Vers une pédagogie de la pratique
Les participants s’accordent à dire que l’approche chinoise, centrée sur le prototypage rapide et la résolution concrète de problèmes, contraste avec la prédominance locale du cours magistral. Pour ne pas perdre la main, Menga Iloki Bernadeth, l’une des lauréates du séjour, s’est engagée à animer des ateliers hebdomadaires dans son lycée. Cette dynamique ascendante ouvre la voie à une culture de la recherche-action qui, à terme, pourrait irriguer l’ensemble du système éducatif. En misant sur le transfert direct de compétences, le Congo pose une pierre supplémentaire à l’édifice d’une souveraineté numérique maîtrisée.

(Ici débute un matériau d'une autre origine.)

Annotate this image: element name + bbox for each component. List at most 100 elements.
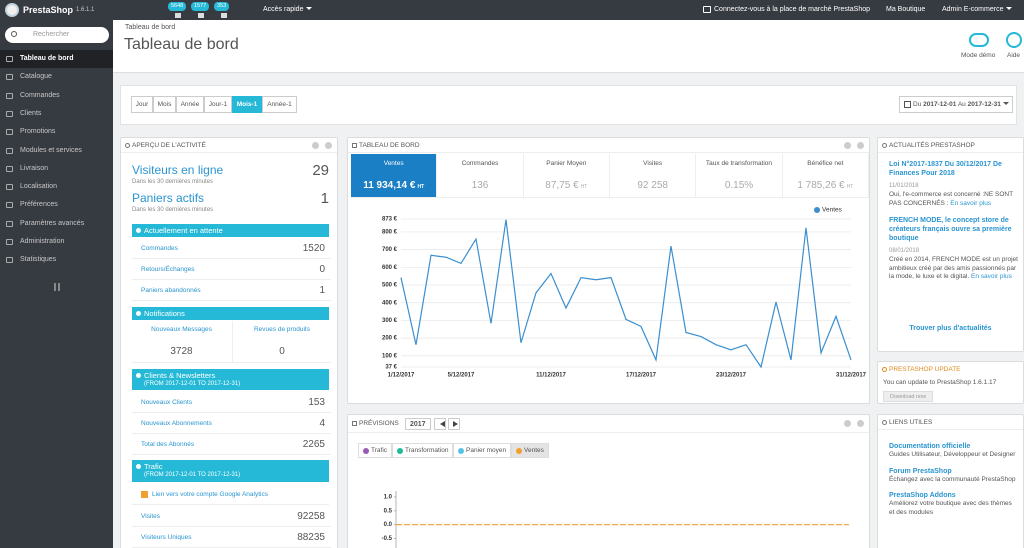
menu-item[interactable]: Commandes — [0, 87, 113, 105]
badge[interactable]: 1577 — [191, 2, 210, 11]
news-link[interactable]: En savoir plus — [950, 199, 992, 207]
link-title[interactable]: Documentation officielle — [889, 443, 971, 450]
stat-label[interactable]: Total des Abonnés — [141, 441, 195, 448]
menu-item[interactable]: Localisation — [0, 178, 113, 196]
menu-item[interactable]: Livraison — [0, 160, 113, 178]
period-button[interactable]: Mois-1 — [232, 96, 262, 113]
forecast-panel: PRÉVISIONS 2017 Trafic Transformation Pani… — [347, 414, 870, 548]
menu-item[interactable]: Tableau de bord — [0, 50, 113, 68]
config-button[interactable] — [312, 142, 319, 149]
notification-value: 0 — [279, 346, 285, 357]
menu-label: Promotions — [20, 128, 56, 136]
shop-link[interactable]: Ma Boutique — [886, 6, 926, 13]
stat-row: Total des Abonnés 2265 — [132, 434, 331, 455]
brand[interactable]: PrestaShop — [23, 5, 74, 15]
stat-label[interactable]: Visiteurs Uniques — [141, 534, 192, 541]
marketplace-link[interactable]: Connectez-vous à la place de marché Pres… — [714, 6, 871, 13]
kpi-number: 92 258 — [637, 180, 668, 191]
carts-label[interactable]: Paniers actifs — [132, 191, 205, 205]
kpi-tab[interactable]: Visites 92 258 — [610, 154, 697, 198]
kpi-label: Commandes — [461, 160, 499, 167]
user-menu[interactable]: Admin E-commerce — [942, 6, 1013, 13]
menu-item[interactable]: Paramètres avancés — [0, 215, 113, 233]
stat-label[interactable]: Commandes — [141, 245, 178, 252]
kpi-tab[interactable]: Panier Moyen 87,75 € HT — [523, 154, 610, 198]
link-title[interactable]: PrestaShop Addons — [889, 492, 956, 499]
menu-icon — [6, 56, 13, 62]
link-title[interactable]: Forum PrestaShop — [889, 467, 952, 475]
menu-item[interactable]: Modules et services — [0, 142, 113, 160]
menu-item[interactable]: Statistiques — [0, 251, 113, 269]
analytics-link[interactable]: Lien vers votre compte Google Analytics — [152, 491, 268, 498]
menu-label: Catalogue — [20, 73, 52, 81]
demo-label[interactable]: Mode démo — [961, 52, 996, 59]
refresh-button[interactable] — [857, 420, 864, 427]
period-button[interactable]: Mois — [153, 96, 176, 113]
menu-item[interactable]: Catalogue — [0, 68, 113, 86]
news-title[interactable]: Loi N°2017-1837 Du 30/12/2017 De Finance… — [889, 161, 1002, 177]
stat-label[interactable]: Nouveaux Clients — [141, 399, 192, 406]
online-note: Dans les 30 dernières minutes — [132, 179, 214, 185]
stat-label[interactable]: Visites — [141, 513, 161, 520]
kpi-suffix: HT — [846, 184, 854, 190]
search-box[interactable]: Rechercher — [5, 27, 109, 43]
menu-label: Paramètres avancés — [20, 219, 85, 227]
period-button[interactable]: Année-1 — [262, 96, 297, 113]
quick-access[interactable]: Accès rapide — [263, 6, 313, 13]
period-button[interactable]: Jour-1 — [204, 96, 232, 113]
menu-item[interactable]: Promotions — [0, 123, 113, 141]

Perspectives et ancrage durable
Le ministère de l’Enseignement préscolaire, primaire, secondaire et de l’Alphabétisation étudie désormais la possibilité de créer un certificat national de compétences en codage, validé par l’Unesco, afin de garantir la reconnaissance internationale des acquis. À moyen terme, la perspective d’un hub sous-régional de formation en IA, basé à Brazzaville, est évoquée par plusieurs partenaires techniques. En capitalisant sur l’enthousiasme de ces jeunes ambassadeurs et sur l’expertise naissante de leurs encadreurs, le Congo-Brazzaville confirme son ambition : inscrire l’école au rendez-vous des ruptures technologiques sans sacrifier ses valeurs culturelles et son agenda de développement durable.